While all eyes were on the Senate healthcare vote in Washington last week, members of the House were working to undo one of the biggest governmental threats to small businesses—repealing the expansion of the joint employer standard that held businesses responsible for the actions of companies they hire or partner with.
The bill is known as the Save Local Business Act, and it would restore the standard for what constitutes a “joint employer” to businesses that have “actual, direct, and immediate” control over employees. That had been the standard for 30 years, but in 2015, the National Labor Relations Board expanded it to include businesses that have “indirect, potential, or unexercised control” over another entity. The decision in Browning Ferris Industries (BFI) suddenly subjected thousands of small businesses to liabilities presented by the actions of subcontractors and temp agencies, and made cooperation between franchisers and their franchisees difficult.

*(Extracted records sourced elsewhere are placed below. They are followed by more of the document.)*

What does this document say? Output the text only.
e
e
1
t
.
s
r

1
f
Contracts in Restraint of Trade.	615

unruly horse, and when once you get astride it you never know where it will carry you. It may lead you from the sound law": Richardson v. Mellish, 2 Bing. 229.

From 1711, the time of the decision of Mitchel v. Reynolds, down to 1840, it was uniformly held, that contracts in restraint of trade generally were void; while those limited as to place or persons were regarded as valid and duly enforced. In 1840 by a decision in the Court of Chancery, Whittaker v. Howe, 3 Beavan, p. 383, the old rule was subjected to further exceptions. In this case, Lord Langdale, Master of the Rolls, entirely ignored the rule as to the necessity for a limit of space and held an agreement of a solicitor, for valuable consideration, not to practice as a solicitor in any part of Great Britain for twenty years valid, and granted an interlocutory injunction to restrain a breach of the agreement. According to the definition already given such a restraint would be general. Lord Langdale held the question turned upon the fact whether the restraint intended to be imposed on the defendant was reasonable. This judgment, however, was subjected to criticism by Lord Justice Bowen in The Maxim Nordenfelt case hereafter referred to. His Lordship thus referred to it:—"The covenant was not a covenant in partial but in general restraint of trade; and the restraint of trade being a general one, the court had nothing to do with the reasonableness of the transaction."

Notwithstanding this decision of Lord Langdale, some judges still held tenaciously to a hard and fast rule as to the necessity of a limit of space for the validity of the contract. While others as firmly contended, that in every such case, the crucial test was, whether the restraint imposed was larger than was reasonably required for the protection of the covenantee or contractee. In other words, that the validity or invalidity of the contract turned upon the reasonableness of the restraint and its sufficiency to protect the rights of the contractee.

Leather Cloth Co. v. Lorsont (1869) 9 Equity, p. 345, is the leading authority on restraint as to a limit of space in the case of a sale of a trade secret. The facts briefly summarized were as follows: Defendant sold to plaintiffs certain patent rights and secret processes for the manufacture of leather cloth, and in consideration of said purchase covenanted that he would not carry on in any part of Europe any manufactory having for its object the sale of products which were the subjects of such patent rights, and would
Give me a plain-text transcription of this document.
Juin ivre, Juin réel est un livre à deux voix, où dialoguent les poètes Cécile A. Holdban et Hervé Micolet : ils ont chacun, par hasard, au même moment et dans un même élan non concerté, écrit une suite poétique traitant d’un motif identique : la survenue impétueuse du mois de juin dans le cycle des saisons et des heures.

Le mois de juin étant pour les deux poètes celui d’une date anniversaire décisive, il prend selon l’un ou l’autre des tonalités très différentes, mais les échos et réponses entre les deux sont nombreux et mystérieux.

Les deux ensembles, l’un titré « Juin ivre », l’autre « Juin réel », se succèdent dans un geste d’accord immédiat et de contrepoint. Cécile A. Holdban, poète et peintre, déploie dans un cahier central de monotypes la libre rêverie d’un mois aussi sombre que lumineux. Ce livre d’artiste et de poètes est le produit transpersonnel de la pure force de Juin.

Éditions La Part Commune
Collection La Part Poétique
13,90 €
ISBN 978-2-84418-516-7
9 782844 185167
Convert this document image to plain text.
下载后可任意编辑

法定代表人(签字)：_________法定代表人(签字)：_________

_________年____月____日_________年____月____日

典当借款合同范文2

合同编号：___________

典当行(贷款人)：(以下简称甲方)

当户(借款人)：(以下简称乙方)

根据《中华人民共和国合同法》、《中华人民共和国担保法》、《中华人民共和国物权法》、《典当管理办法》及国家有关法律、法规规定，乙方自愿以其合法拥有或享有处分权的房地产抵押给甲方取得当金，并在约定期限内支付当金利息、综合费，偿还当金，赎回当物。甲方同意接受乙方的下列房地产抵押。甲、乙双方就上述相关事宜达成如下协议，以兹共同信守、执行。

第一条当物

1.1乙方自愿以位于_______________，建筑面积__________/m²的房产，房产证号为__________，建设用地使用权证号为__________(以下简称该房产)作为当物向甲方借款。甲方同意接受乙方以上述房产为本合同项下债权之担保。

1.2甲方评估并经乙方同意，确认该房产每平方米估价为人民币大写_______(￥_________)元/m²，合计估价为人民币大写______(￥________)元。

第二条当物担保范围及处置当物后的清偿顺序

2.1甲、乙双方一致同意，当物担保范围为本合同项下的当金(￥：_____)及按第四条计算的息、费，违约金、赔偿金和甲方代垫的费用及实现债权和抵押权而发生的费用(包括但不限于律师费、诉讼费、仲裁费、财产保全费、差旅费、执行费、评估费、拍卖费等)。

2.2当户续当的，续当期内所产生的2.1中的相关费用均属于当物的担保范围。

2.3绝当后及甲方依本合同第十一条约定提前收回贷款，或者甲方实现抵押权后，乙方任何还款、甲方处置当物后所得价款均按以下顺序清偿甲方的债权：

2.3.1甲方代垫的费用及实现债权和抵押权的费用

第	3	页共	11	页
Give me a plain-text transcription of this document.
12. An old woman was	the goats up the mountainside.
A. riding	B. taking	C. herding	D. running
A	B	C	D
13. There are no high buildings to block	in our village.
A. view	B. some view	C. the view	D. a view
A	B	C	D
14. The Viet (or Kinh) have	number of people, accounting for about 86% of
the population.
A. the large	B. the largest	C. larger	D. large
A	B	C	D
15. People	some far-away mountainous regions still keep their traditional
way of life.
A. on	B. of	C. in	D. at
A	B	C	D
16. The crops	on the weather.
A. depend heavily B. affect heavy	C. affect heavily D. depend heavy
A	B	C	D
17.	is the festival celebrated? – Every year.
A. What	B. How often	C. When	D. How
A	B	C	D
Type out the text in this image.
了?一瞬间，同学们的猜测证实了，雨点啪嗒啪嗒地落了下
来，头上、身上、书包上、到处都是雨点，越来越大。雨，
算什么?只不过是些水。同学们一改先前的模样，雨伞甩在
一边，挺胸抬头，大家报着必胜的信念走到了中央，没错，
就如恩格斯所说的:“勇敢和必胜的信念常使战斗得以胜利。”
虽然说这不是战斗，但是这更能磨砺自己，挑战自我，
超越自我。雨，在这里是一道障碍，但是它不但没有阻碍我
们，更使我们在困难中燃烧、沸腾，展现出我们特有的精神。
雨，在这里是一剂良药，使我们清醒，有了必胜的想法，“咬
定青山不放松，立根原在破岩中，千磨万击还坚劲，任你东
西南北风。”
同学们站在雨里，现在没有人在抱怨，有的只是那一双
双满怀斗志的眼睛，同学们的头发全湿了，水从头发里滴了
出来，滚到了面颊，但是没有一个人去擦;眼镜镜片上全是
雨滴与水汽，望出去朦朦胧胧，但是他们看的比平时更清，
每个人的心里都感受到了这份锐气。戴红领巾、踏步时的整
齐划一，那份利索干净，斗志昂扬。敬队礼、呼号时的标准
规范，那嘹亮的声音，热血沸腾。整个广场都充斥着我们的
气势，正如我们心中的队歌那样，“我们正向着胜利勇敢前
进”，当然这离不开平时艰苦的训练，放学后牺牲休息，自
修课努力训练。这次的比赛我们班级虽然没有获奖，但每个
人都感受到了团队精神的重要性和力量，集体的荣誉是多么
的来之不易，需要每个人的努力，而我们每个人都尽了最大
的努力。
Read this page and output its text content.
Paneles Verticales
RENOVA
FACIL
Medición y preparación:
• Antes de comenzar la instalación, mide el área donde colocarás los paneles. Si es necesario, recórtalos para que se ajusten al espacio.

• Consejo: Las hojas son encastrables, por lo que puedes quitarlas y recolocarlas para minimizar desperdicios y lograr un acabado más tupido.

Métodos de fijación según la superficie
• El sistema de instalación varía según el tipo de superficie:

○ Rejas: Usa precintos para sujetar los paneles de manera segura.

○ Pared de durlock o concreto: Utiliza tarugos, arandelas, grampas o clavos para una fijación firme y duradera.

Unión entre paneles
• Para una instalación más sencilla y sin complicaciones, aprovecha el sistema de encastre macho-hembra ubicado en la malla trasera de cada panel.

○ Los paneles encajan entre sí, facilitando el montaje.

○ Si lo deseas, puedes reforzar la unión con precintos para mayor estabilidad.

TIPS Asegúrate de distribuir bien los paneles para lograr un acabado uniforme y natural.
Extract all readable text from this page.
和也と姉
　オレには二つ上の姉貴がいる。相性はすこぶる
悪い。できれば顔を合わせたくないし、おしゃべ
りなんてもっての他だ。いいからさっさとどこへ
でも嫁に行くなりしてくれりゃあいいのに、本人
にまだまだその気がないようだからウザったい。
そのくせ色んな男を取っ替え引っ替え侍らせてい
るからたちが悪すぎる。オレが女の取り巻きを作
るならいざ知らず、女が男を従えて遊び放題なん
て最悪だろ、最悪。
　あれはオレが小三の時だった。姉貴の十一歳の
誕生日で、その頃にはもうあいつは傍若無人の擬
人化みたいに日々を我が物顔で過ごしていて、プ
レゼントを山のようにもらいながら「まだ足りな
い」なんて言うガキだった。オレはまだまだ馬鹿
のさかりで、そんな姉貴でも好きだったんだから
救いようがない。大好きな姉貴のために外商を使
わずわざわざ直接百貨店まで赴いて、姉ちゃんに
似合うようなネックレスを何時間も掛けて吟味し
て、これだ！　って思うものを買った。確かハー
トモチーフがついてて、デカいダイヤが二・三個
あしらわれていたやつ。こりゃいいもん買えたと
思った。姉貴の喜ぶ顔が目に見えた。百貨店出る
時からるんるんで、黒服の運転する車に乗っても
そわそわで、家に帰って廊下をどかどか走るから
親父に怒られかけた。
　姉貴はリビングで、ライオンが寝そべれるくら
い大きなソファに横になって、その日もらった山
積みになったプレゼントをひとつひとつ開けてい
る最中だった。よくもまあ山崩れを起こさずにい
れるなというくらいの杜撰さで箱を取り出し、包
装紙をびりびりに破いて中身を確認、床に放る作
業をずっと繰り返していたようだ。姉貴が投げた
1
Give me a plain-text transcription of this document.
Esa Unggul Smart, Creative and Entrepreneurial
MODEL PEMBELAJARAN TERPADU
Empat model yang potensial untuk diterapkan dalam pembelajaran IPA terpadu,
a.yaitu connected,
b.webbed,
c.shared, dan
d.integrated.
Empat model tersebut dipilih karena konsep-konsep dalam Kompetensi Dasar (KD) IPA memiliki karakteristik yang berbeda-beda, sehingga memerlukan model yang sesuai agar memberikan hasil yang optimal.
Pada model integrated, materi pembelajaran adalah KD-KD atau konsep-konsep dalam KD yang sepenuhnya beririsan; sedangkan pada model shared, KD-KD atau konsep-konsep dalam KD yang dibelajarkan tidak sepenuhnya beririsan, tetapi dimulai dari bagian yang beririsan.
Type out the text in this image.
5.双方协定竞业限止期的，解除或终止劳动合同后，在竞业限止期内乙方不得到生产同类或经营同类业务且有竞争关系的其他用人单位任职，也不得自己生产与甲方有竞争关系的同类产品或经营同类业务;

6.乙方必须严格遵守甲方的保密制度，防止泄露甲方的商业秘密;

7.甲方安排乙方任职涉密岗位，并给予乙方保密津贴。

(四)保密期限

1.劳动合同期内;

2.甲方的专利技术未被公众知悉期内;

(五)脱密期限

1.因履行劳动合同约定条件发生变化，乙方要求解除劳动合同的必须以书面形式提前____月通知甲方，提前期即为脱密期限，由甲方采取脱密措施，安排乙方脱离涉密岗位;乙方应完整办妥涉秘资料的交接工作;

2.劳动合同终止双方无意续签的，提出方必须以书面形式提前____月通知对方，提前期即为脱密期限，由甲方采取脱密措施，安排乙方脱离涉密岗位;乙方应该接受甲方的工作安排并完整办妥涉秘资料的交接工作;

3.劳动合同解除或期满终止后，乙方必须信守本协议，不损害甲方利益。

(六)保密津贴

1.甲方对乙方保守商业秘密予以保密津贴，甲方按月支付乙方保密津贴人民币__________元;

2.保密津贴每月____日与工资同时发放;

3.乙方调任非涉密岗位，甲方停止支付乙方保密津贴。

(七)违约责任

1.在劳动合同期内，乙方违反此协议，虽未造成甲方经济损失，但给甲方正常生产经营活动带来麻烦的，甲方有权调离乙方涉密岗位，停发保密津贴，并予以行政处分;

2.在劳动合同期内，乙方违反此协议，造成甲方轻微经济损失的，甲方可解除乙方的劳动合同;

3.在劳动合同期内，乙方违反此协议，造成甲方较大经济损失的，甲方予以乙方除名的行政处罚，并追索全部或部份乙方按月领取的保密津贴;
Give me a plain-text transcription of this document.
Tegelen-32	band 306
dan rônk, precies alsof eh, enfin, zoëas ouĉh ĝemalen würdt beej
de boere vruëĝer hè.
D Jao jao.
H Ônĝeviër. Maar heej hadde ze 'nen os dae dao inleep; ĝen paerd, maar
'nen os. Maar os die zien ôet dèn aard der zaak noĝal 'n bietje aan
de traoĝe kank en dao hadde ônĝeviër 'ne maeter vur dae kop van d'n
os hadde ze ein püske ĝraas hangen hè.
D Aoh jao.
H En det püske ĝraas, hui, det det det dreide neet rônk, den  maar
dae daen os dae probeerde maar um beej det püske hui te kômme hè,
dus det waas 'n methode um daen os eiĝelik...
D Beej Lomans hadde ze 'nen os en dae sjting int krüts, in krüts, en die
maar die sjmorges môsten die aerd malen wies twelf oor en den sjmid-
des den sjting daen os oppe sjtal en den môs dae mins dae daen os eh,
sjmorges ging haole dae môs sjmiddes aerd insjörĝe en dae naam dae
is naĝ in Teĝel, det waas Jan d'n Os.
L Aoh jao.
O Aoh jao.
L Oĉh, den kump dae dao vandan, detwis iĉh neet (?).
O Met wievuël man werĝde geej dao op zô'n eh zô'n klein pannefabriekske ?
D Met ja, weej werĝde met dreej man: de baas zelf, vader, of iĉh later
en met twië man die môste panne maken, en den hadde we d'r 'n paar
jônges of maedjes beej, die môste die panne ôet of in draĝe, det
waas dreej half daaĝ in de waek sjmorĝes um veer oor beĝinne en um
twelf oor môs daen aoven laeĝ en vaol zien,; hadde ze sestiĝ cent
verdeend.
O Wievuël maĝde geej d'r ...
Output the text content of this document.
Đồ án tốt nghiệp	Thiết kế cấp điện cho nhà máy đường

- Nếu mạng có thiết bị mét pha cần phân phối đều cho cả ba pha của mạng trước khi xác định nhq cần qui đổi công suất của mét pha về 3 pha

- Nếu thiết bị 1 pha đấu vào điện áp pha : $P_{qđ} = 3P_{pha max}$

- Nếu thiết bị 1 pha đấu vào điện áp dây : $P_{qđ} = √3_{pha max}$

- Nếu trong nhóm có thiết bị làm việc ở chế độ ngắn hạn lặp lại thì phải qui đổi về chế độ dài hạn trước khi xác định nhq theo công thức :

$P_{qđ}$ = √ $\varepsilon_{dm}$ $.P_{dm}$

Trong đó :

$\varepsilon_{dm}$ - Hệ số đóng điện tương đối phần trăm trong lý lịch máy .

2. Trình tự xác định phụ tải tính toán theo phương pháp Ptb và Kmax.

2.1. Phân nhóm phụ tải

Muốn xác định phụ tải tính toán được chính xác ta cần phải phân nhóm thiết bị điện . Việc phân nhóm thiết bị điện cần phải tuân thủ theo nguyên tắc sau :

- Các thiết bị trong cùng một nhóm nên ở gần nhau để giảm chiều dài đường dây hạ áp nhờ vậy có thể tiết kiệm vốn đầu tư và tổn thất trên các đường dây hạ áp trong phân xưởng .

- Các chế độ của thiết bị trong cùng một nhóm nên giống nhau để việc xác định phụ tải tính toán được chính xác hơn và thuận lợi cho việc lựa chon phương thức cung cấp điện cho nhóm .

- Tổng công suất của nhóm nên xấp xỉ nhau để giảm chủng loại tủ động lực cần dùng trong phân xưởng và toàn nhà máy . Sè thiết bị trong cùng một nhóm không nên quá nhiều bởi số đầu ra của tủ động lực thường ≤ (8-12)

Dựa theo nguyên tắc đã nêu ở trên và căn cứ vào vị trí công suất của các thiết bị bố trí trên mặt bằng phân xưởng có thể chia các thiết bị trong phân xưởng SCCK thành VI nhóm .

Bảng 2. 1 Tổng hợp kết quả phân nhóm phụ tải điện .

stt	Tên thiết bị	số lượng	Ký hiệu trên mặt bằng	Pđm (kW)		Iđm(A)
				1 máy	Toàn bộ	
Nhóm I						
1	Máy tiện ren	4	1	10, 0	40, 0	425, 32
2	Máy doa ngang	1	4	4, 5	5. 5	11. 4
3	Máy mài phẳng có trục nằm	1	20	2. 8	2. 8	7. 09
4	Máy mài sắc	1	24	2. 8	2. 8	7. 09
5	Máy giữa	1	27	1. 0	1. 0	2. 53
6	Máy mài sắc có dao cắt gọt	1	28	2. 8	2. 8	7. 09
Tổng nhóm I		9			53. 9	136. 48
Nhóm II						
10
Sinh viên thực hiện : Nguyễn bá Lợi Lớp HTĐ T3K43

The Save Local Business Act, H.R. 3441, sponsored by Rep. Bradley Byrne (R-AL), was introduced on July 27 and has been referred to the Committee on Education and Workforce.
“Federal labor policies should be focused on benefiting workers and helping small businesses grow instead of creating barriers that limit opportunity,” Byrne said in a press release. “Also important, Congress—not unelected federal bureaucrats—should set our nation’s labor policies through statute instead of executive fiat.”